Proposed peace treaty between the Ottoman Empire and Revolutionary Serbia

Ičko's Peace (Ичков мир / Ičkov mir) is the name given to a peace treaty negotiated in between July and October 1806 by Petar Ičko, an Ottoman dragoman (translator-diplomat) and representative of the Serbian revolutionaries during the First Serbian Uprising. Ičko had been sent to Constantinople twice in the latter half of 1806 to negotiate peace. The Ottoman Empire seemed ready to grant Revolutionary Serbia autonomy following rebel victories in 1805 and 1806, also pressured by the Russian Empire, which had taken Moldavia and Wallachia; they agreed to a sort of autonomy and clearer stipulation of taxes in January 1807, by which time the rebels had already taken Belgrade. Ičko had already in 1804 envisioned Serbian autonomy based on "the Greek islands". The clauses included:

- Serbia remains an Ottoman subject, with a fixed annual tribute set at 722,500 groschen and modest taxes to the sipahi.

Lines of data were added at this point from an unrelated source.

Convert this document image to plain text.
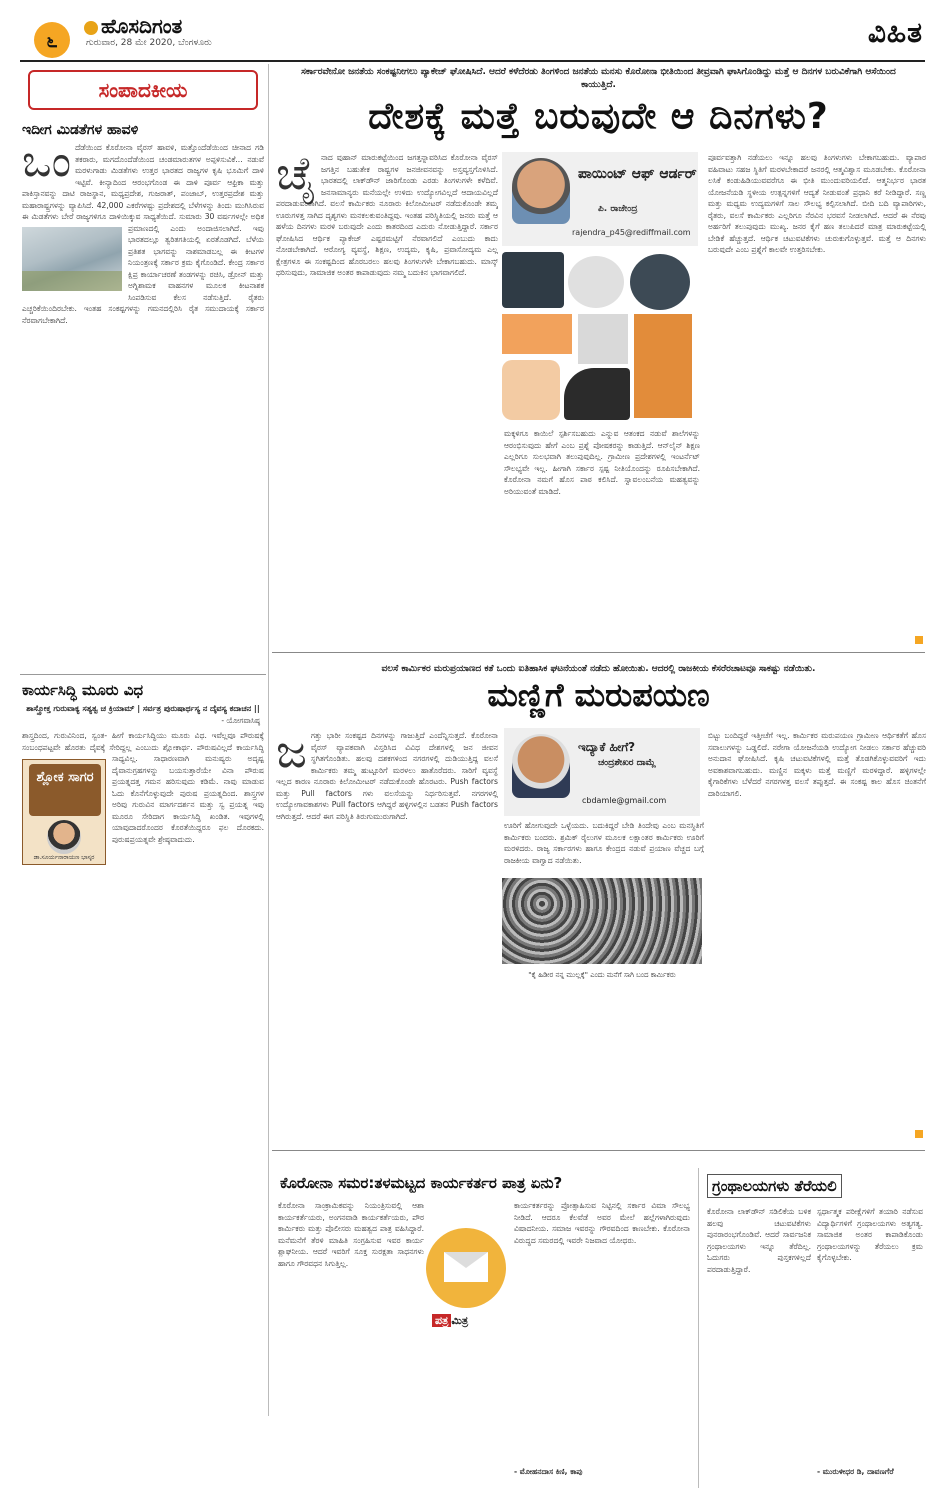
೬
ಹೊಸದಿಗಂತ
ಗುರುವಾರ, 28 ಮೇ 2020, ಬೆಂಗಳೂರು	ವಿಹಿತ
ಸಂಪಾದಕೀಯ
ಇದೀಗ ಮಿಡತೆಗಳ ಹಾವಳಿ
ಒಂ ದೆಡೆಯಿಂದ ಕೊರೋನಾ ವೈರಸ್ ಹಾವಳಿ, ಮತ್ತೊಂದೆಡೆಯಿಂದ ಚೀನಾದ ಗಡಿ ತಕರಾರು, ಮಗದೊಂದೆಡೆಯಿಂದ ಚಂಡಮಾರುತಗಳ ಅಪ್ಪಳಿಸುವಿಕೆ... ನಡುವೆ ಮರಳುಗಾಡು ಮಿಡತೆಗಳು ಉತ್ತರ ಭಾರತದ ರಾಜ್ಯಗಳ ಕೃಷಿ ಭೂಮಿಗೆ ದಾಳಿ ಇಟ್ಟಿವೆ. ಕೀನ್ಯಾದಿಂದ ಆರಂಭಗೊಂಡ ಈ ದಾಳಿ ಪೂರ್ವ ಆಫ್ರಿಕಾ ಮತ್ತು ಪಾಕಿಸ್ತಾನವನ್ನು ದಾಟಿ ರಾಜಸ್ಥಾನ, ಮಧ್ಯಪ್ರದೇಶ, ಗುಜರಾತ್, ಪಂಜಾಬ್, ಉತ್ತರಪ್ರದೇಶ ಮತ್ತು ಮಹಾರಾಷ್ಟ್ರಗಳನ್ನು ವ್ಯಾಪಿಸಿದೆ. 42,000 ಎಕರೆಗಳಷ್ಟು ಪ್ರದೇಶದಲ್ಲಿ ಬೆಳೆಗಳನ್ನು ತಿಂದು ಮುಗಿಸಿರುವ ಈ ಮಿಡತೆಗಳು ಬೇರೆ ರಾಜ್ಯಗಳಿಗೂ ದಾಳಿಯಿಕ್ಕುವ ಸಾಧ್ಯತೆಯಿದೆ. ಸುಮಾರು 30 ವರ್ಷಗಳಲ್ಲೇ ಅಧಿಕ ಪ್ರಮಾಣದಲ್ಲಿ ಎಂದು ಅಂದಾಜಿಸಲಾಗಿದೆ. ಇವು ಭಾರತದಲ್ಲೂ ತ್ವರಿತಗತಿಯಲ್ಲಿ ಏರತೊಡಗಿದೆ. ಬೆಳೆಯ ಪ್ರತಿಶತ ಭಾಗವನ್ನು ನಾಶಮಾಡಬಲ್ಲ ಈ ಕೀಟಗಳ ನಿಯಂತ್ರಣಕ್ಕೆ ಸರ್ಕಾರ ಕ್ರಮ ಕೈಗೊಂಡಿದೆ. ಕೇಂದ್ರ ಸರ್ಕಾರ ಕ್ಷಿಪ್ರ ಕಾರ್ಯಾಚರಣೆ ತಂಡಗಳನ್ನು ರಚಿಸಿ, ಡ್ರೋನ್ ಮತ್ತು ಅಗ್ನಿಶಾಮಕ ವಾಹನಗಳ ಮೂಲಕ ಕೀಟನಾಶಕ ಸಿಂಪಡಿಸುವ ಕೆಲಸ ನಡೆಸುತ್ತಿದೆ. ರೈತರು ಎಚ್ಚರಿಕೆಯಿಂದಿರಬೇಕು. ಇಂತಹ ಸಂಕಷ್ಟಗಳನ್ನು ಗಮನದಲ್ಲಿರಿಸಿ ರೈತ ಸಮುದಾಯಕ್ಕೆ ಸರ್ಕಾರ ನೆರವಾಗಬೇಕಾಗಿದೆ.
ಕಾರ್ಯಸಿದ್ಧಿ ಮೂರು ವಿಧ
ಶಾಸ್ತ್ರೋಕ್ತ ಗುರುವಾಕ್ಯ ಸತ್ಯತ್ವ ಚ ಕ್ರಿಯಾಮ್ | ಸರ್ವತ್ರ ಪುರುಷಾರ್ಥಸ್ಯ ನ ದೈವಸ್ಯ ಕದಾಚನ ||
- ಯೋಗವಾಸಿಷ್ಠ
ಶಾಸ್ತ್ರದಿಂದ, ಗುರುವಿನಿಂದ, ಸ್ವಂತ- ಹೀಗೆ ಕಾರ್ಯಸಿದ್ಧಿಯು ಮೂರು ವಿಧ. ಇವೆಲ್ಲವೂ ಪೌರುಷಕ್ಕೆ ಸಂಬಂಧಪಟ್ಟವೇ ಹೊರತು ದೈವಕ್ಕೆ ಸೇರಿದ್ದಲ್ಲ ಎಂಬುದು ಶ್ಲೋಕಾರ್ಥ. ಪೌರುಷವಿಲ್ಲದೆ ಕಾರ್ಯಸಿದ್ಧಿ ಸಾಧ್ಯವಿಲ್ಲ.
ಶ್ಲೋಕ ಸಾಗರ
ಡಾ.ಸೂರ್ಯನಾರಾಯಣ ಭಾಸ್ಕರ
ಸಾಧಾರಣವಾಗಿ ಮನುಷ್ಯರು ಅದೃಷ್ಟ ದೈವಾನುಗ್ರಹಗಳನ್ನು ಬಯಸುತ್ತಾರೆಯೇ ವಿನಾ ಪೌರುಷ ಪ್ರಯತ್ನದತ್ತ ಗಮನ ಹರಿಸುವುದು ಕಡಿಮೆ. ನಾವು ಮಾಡುವ ಓದು ಕೊನೆಗೊಳ್ಳುವುದೇ ಪುರುಷ ಪ್ರಯತ್ನದಿಂದ. ಶಾಸ್ತ್ರಗಳ ಅರಿವು ಗುರುವಿನ ಮಾರ್ಗದರ್ಶನ ಮತ್ತು ಸ್ವ ಪ್ರಯತ್ನ ಇವು ಮೂರೂ ಸೇರಿದಾಗ ಕಾರ್ಯಸಿದ್ಧಿ ಖಂಡಿತ. ಇವುಗಳಲ್ಲಿ ಯಾವುದಾದರೊಂದರ ಕೊರತೆಯಿದ್ದರೂ ಫಲ ದೊರಕದು. ಪುರುಷಪ್ರಯತ್ನವೇ ಶ್ರೇಷ್ಠವಾದುದು.
ಸರ್ಕಾರವೇನೋ ಜನತೆಯ ಸಂಕಷ್ಟನೀಗಲು ಪ್ಯಾಕೇಜ್ ಘೋಷಿಸಿದೆ. ಆದರೆ ಕಳೆದೆರಡು ತಿಂಗಳಿಂದ ಜನತೆಯ ಮನಸು ಕೊರೋನಾ ಭೀತಿಯಿಂದ ತೀವ್ರವಾಗಿ ಘಾಸಿಗೊಂಡಿದ್ದು ಮತ್ತೆ ಆ ದಿನಗಳ ಬರುವಿಕೆಗಾಗಿ ಆಸೆಯಿಂದ ಕಾಯುತ್ತಿದೆ.
ದೇಶಕ್ಕೆ ಮತ್ತೆ ಬರುವುದೇ ಆ ದಿನಗಳು?
ಚೈ ನಾದ ವುಹಾನ್ ಮಾರುಕಟ್ಟೆಯಿಂದ ಜಗತ್ತನ್ನಾವರಿಸಿದ ಕೊರೋನಾ ವೈರಸ್ ಜಗತ್ತಿನ ಬಹುತೇಕ ರಾಷ್ಟ್ರಗಳ ಜನಜೀವನವನ್ನು ಅಸ್ತವ್ಯಸ್ತಗೊಳಿಸಿದೆ. ಭಾರತದಲ್ಲಿ ಲಾಕ್‌ಡೌನ್ ಜಾರಿಗೊಂಡು ಎರಡು ತಿಂಗಳುಗಳೇ ಕಳೆದಿವೆ. ಜನಸಾಮಾನ್ಯರು ಮನೆಯಲ್ಲೇ ಉಳಿದು ಉದ್ಯೋಗವಿಲ್ಲದೆ ಆದಾಯವಿಲ್ಲದೆ ಪರದಾಡುವಂತಾಗಿದೆ. ವಲಸೆ ಕಾರ್ಮಿಕರು ನೂರಾರು ಕಿಲೋಮೀಟರ್ ನಡೆದುಕೊಂಡೇ ತಮ್ಮ ಊರುಗಳತ್ತ ಸಾಗಿದ ದೃಶ್ಯಗಳು ಮನಕಲಕುವಂತಿದ್ದವು. ಇಂತಹ ಪರಿಸ್ಥಿತಿಯಲ್ಲಿ ಜನರು ಮತ್ತೆ ಆ ಹಳೆಯ ದಿನಗಳು ಮರಳಿ ಬರುವುದೇ ಎಂದು ಕಾತರದಿಂದ ಎದುರು ನೋಡುತ್ತಿದ್ದಾರೆ. ಸರ್ಕಾರ ಘೋಷಿಸಿದ ಆರ್ಥಿಕ ಪ್ಯಾಕೇಜ್ ಎಷ್ಟರಮಟ್ಟಿಗೆ ನೆರವಾಗಲಿದೆ ಎಂಬುದು ಕಾದು ನೋಡಬೇಕಾಗಿದೆ. ಆರೋಗ್ಯ ವ್ಯವಸ್ಥೆ, ಶಿಕ್ಷಣ, ಉದ್ಯಮ, ಕೃಷಿ, ಪ್ರವಾಸೋದ್ಯಮ ಎಲ್ಲ ಕ್ಷೇತ್ರಗಳೂ ಈ ಸಂಕಷ್ಟದಿಂದ ಹೊರಬರಲು ಹಲವು ತಿಂಗಳುಗಳೇ ಬೇಕಾಗಬಹುದು. ಮಾಸ್ಕ್ ಧರಿಸುವುದು, ಸಾಮಾಜಿಕ ಅಂತರ ಕಾಪಾಡುವುದು ನಮ್ಮ ಬದುಕಿನ ಭಾಗವಾಗಲಿದೆ.
ಪಾಯಿಂಟ್ ಆಫ್ ಆರ್ಡರ್
ಪಿ. ರಾಜೇಂದ್ರ
rajendra_p45@rediffmail.com
ಮಕ್ಕಳಿಗೂ ಕಾಯಿಲೆ ಸ್ಪರ್ಶಿಸಬಹುದು ಎನ್ನುವ ಆತಂಕದ ನಡುವೆ ಶಾಲೆಗಳನ್ನು ಆರಂಭಿಸುವುದು ಹೇಗೆ ಎಂಬ ಪ್ರಶ್ನೆ ಪೋಷಕರನ್ನು ಕಾಡುತ್ತಿದೆ. ಆನ್‌ಲೈನ್ ಶಿಕ್ಷಣ ಎಲ್ಲರಿಗೂ ಸುಲಭವಾಗಿ ತಲುಪುವುದಿಲ್ಲ. ಗ್ರಾಮೀಣ ಪ್ರದೇಶಗಳಲ್ಲಿ ಇಂಟರ್ನೆಟ್ ಸೌಲಭ್ಯವೇ ಇಲ್ಲ. ಹೀಗಾಗಿ ಸರ್ಕಾರ ಸ್ಪಷ್ಟ ನೀತಿಯೊಂದನ್ನು ರೂಪಿಸಬೇಕಾಗಿದೆ. ಕೊರೋನಾ ನಮಗೆ ಹೊಸ ಪಾಠ ಕಲಿಸಿದೆ. ಸ್ವಾವಲಂಬನೆಯ ಮಹತ್ವವನ್ನು ಅರಿಯುವಂತೆ ಮಾಡಿದೆ.
ಪೂರ್ವವತ್ತಾಗಿ ನಡೆಯಲು ಇನ್ನೂ ಹಲವು ತಿಂಗಳುಗಳು ಬೇಕಾಗಬಹುದು. ವ್ಯಾಪಾರ ವಹಿವಾಟು ಸಹಜ ಸ್ಥಿತಿಗೆ ಮರಳಬೇಕಾದರೆ ಜನರಲ್ಲಿ ಆತ್ಮವಿಶ್ವಾಸ ಮೂಡಬೇಕು. ಕೊರೋನಾ ಲಸಿಕೆ ಕಂಡುಹಿಡಿಯುವವರೆಗೂ ಈ ಭೀತಿ ಮುಂದುವರಿಯಲಿದೆ. ಆತ್ಮನಿರ್ಭರ ಭಾರತ ಯೋಜನೆಯಡಿ ಸ್ಥಳೀಯ ಉತ್ಪನ್ನಗಳಿಗೆ ಆದ್ಯತೆ ನೀಡುವಂತೆ ಪ್ರಧಾನಿ ಕರೆ ನೀಡಿದ್ದಾರೆ. ಸಣ್ಣ ಮತ್ತು ಮಧ್ಯಮ ಉದ್ಯಮಗಳಿಗೆ ಸಾಲ ಸೌಲಭ್ಯ ಕಲ್ಪಿಸಲಾಗಿದೆ. ಬೀದಿ ಬದಿ ವ್ಯಾಪಾರಿಗಳು, ರೈತರು, ವಲಸೆ ಕಾರ್ಮಿಕರು ಎಲ್ಲರಿಗೂ ನೆರವಿನ ಭರವಸೆ ನೀಡಲಾಗಿದೆ. ಆದರೆ ಈ ನೆರವು ಅರ್ಹರಿಗೆ ತಲುಪುವುದು ಮುಖ್ಯ. ಜನರ ಕೈಗೆ ಹಣ ತಲುಪಿದರೆ ಮಾತ್ರ ಮಾರುಕಟ್ಟೆಯಲ್ಲಿ ಬೇಡಿಕೆ ಹೆಚ್ಚುತ್ತದೆ. ಆರ್ಥಿಕ ಚಟುವಟಿಕೆಗಳು ಚುರುಕುಗೊಳ್ಳುತ್ತವೆ. ಮತ್ತೆ ಆ ದಿನಗಳು ಬರುವುದೇ ಎಂಬ ಪ್ರಶ್ನೆಗೆ ಕಾಲವೇ ಉತ್ತರಿಸಬೇಕು.
ವಲಸೆ ಕಾರ್ಮಿಕರ ಮರುಪ್ರಯಾಣದ ಕತೆ ಒಂದು ಐತಿಹಾಸಿಕ ಘಟನೆಯಂತೆ ನಡೆದು ಹೋಯಿತು. ಆದರಲ್ಲಿ ರಾಜಕೀಯ ಕೆಸರೆರಚಾಟವೂ ಸಾಕಷ್ಟು ನಡೆಯಿತು.
ಮಣ್ಣಿಗೆ ಮರುಪಯಣ
ಜ ಗತ್ತು ಭಾರೀ ಸಂಕಷ್ಟದ ದಿನಗಳನ್ನು ಗಾಜುತ್ತಿದೆ ಎಂದೆನ್ನಿಸುತ್ತದೆ. ಕೊರೋನಾ ವೈರಸ್ ವ್ಯಾಪಕವಾಗಿ ವಿಸ್ತರಿಸಿದ ವಿವಿಧ ದೇಶಗಳಲ್ಲಿ ಜನ ಜೀವನ ಸ್ಥಗಿತಗೊಂಡಿತು. ಹಲವು ದಶಕಗಳಿಂದ ನಗರಗಳಲ್ಲಿ ದುಡಿಯುತ್ತಿದ್ದ ವಲಸೆ ಕಾರ್ಮಿಕರು ತಮ್ಮ ಹುಟ್ಟೂರಿಗೆ ಮರಳಲು ಹಾತೊರೆದರು. ಸಾರಿಗೆ ವ್ಯವಸ್ಥೆ ಇಲ್ಲದ ಕಾರಣ ನೂರಾರು ಕಿಲೋಮೀಟರ್ ನಡೆದುಕೊಂಡೇ ಹೊರಟರು. Push factors ಮತ್ತು Pull factors ಗಳು ವಲಸೆಯನ್ನು ನಿರ್ಧರಿಸುತ್ತವೆ. ನಗರಗಳಲ್ಲಿ ಉದ್ಯೋಗಾವಕಾಶಗಳು Pull factors ಆಗಿದ್ದರೆ ಹಳ್ಳಿಗಳಲ್ಲಿನ ಬಡತನ Push factors ಆಗಿರುತ್ತದೆ. ಆದರೆ ಈಗ ಪರಿಸ್ಥಿತಿ ತಿರುಗುಮುರುಗಾಗಿದೆ.
ಇದ್ಯಾಕೆ ಹೀಗೆ?
ಚಂದ್ರಶೇಖರ ದಾಮ್ಲೆ
cbdamle@gmail.com
ಊರಿಗೆ ಹೋಗುವುದೇ ಒಳ್ಳೆಯದು. ಬದುಕಿದ್ದರೆ ಬೇಡಿ ತಿಂದೇವು ಎಂಬ ಮನಸ್ಥಿತಿಗೆ ಕಾರ್ಮಿಕರು ಬಂದರು. ಶ್ರಮಿಕ್ ರೈಲುಗಳ ಮೂಲಕ ಲಕ್ಷಾಂತರ ಕಾರ್ಮಿಕರು ಊರಿಗೆ ಮರಳಿದರು. ರಾಜ್ಯ ಸರ್ಕಾರಗಳು ಹಾಗೂ ಕೇಂದ್ರದ ನಡುವೆ ಪ್ರಯಾಣ ವೆಚ್ಚದ ಬಗ್ಗೆ ರಾಜಕೀಯ ವಾಗ್ವಾದ ನಡೆಯಿತು.
"ಕೈ ಹಿಡೀರ ನನ್ನ ಮುಲ್ಲಕ್ಕೆ" ಎಂದು ಮನೆಗೆ ಸಾಗಿ ಬಂದ ಕಾರ್ಮಿಕರು
ಬಿಟ್ಟು ಬಂದಿದ್ದರೆ ಇತ್ತೀಚೆಗೆ ಇಲ್ಲ. ಕಾರ್ಮಿಕರ ಮರುಪಯಣ ಗ್ರಾಮೀಣ ಆರ್ಥಿಕತೆಗೆ ಹೊಸ ಸವಾಲುಗಳನ್ನು ಒಡ್ಡಲಿದೆ. ನರೇಗಾ ಯೋಜನೆಯಡಿ ಉದ್ಯೋಗ ನೀಡಲು ಸರ್ಕಾರ ಹೆಚ್ಚುವರಿ ಅನುದಾನ ಘೋಷಿಸಿದೆ. ಕೃಷಿ ಚಟುವಟಿಕೆಗಳಲ್ಲಿ ಮತ್ತೆ ತೊಡಗಿಕೊಳ್ಳುವವರಿಗೆ ಇದು ಅವಕಾಶವಾಗಬಹುದು. ಮಣ್ಣಿನ ಮಕ್ಕಳು ಮತ್ತೆ ಮಣ್ಣಿಗೆ ಮರಳಿದ್ದಾರೆ. ಹಳ್ಳಿಗಳಲ್ಲೇ ಕೈಗಾರಿಕೆಗಳು ಬೆಳೆದರೆ ನಗರಗಳತ್ತ ವಲಸೆ ತಪ್ಪುತ್ತದೆ. ಈ ಸಂಕಷ್ಟ ಕಾಲ ಹೊಸ ಚಿಂತನೆಗೆ ದಾರಿಯಾಗಲಿ.
ಕೊರೋನಾ ಸಮರ:ತಳಮಟ್ಟದ ಕಾರ್ಯಕರ್ತರ ಪಾತ್ರ ಏನು?
ಕೊರೋನಾ ಸಾಂಕ್ರಾಮಿಕವನ್ನು ನಿಯಂತ್ರಿಸುವಲ್ಲಿ ಆಶಾ ಕಾರ್ಯಕರ್ತೆಯರು, ಅಂಗನವಾಡಿ ಕಾರ್ಯಕರ್ತೆಯರು, ಪೌರ ಕಾರ್ಮಿಕರು ಮತ್ತು ಪೊಲೀಸರು ಮಹತ್ವದ ಪಾತ್ರ ವಹಿಸಿದ್ದಾರೆ. ಮನೆಮನೆಗೆ ತೆರಳಿ ಮಾಹಿತಿ ಸಂಗ್ರಹಿಸುವ ಇವರ ಕಾರ್ಯ ಶ್ಲಾಘನೀಯ. ಆದರೆ ಇವರಿಗೆ ಸೂಕ್ತ ಸುರಕ್ಷತಾ ಸಾಧನಗಳು ಹಾಗೂ ಗೌರವಧನ ಸಿಗುತ್ತಿಲ್ಲ.
ಪತ್ರ ಮಿತ್ರ
ಕಾರ್ಯಕರ್ತರನ್ನು ಪ್ರೋತ್ಸಾಹಿಸುವ ನಿಟ್ಟಿನಲ್ಲಿ ಸರ್ಕಾರ ವಿಮಾ ಸೌಲಭ್ಯ ನೀಡಿದೆ. ಆದರೂ ಕೆಲವೆಡೆ ಅವರ ಮೇಲೆ ಹಲ್ಲೆಗಳಾಗಿರುವುದು ವಿಷಾದನೀಯ. ಸಮಾಜ ಇವರನ್ನು ಗೌರವದಿಂದ ಕಾಣಬೇಕು. ಕೊರೋನಾ ವಿರುದ್ಧದ ಸಮರದಲ್ಲಿ ಇವರೇ ನಿಜವಾದ ಯೋಧರು.
- ಮೋಹನದಾಸ ಕಿಣಿ, ಕಾಪು
ಗ್ರಂಥಾಲಯಗಳು ತೆರೆಯಲಿ
ಕೊರೋನಾ ಲಾಕ್‌ಡೌನ್ ಸಡಿಲಿಕೆಯ ಬಳಿಕ ಹಲವು ಚಟುವಟಿಕೆಗಳು ಪುನರಾರಂಭಗೊಂಡಿವೆ. ಆದರೆ ಸಾರ್ವಜನಿಕ ಗ್ರಂಥಾಲಯಗಳು ಇನ್ನೂ ತೆರೆದಿಲ್ಲ. ಓದುಗರು ಪುಸ್ತಕಗಳಿಲ್ಲದೆ ಪರದಾಡುತ್ತಿದ್ದಾರೆ.
ಸ್ಪರ್ಧಾತ್ಮಕ ಪರೀಕ್ಷೆಗಳಿಗೆ ತಯಾರಿ ನಡೆಸುವ ವಿದ್ಯಾರ್ಥಿಗಳಿಗೆ ಗ್ರಂಥಾಲಯಗಳು ಅತ್ಯಗತ್ಯ. ಸಾಮಾಜಿಕ ಅಂತರ ಕಾಪಾಡಿಕೊಂಡು ಗ್ರಂಥಾಲಯಗಳನ್ನು ತೆರೆಯಲು ಕ್ರಮ ಕೈಗೊಳ್ಳಬೇಕು.
- ಮುರುಳೀಧರ ಡಿ, ದಾವಣಗೆರೆ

- Serbs given amnesty, while Janissaries and other violent "Turks" were to be expelled.
- Ottoman regular army garrisons would remain only in the four main cities of Belgrade, Smederevo, Šabac and Užice, the Muslims expelled from the rest of territory.
- Serbs given right to open schools and build churches.

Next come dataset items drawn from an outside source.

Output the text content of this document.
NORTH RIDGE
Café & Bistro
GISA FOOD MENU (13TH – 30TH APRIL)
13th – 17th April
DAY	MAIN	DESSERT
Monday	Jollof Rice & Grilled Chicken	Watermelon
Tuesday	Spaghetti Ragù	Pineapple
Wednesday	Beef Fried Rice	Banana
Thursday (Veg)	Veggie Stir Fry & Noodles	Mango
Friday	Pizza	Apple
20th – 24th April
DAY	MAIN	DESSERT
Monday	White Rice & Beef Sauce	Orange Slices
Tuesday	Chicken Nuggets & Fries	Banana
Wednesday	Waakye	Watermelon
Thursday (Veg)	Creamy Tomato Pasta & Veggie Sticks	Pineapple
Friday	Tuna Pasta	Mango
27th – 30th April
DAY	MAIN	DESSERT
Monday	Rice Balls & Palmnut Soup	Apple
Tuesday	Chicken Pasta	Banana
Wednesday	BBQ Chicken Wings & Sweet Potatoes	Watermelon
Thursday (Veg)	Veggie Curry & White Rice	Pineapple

- Appointment of a hereditary baš-knez as Serbian leader, who in turn appoints a knez in each okrug (district).

The Serbian rebel leadership did not accept this and continued the uprising. The rebels sought Russian aid to their independence, while the Ottomans had declared war on Russia in December 1806. A Russo-Serbian alliance treaty was signed on 10 June 1807.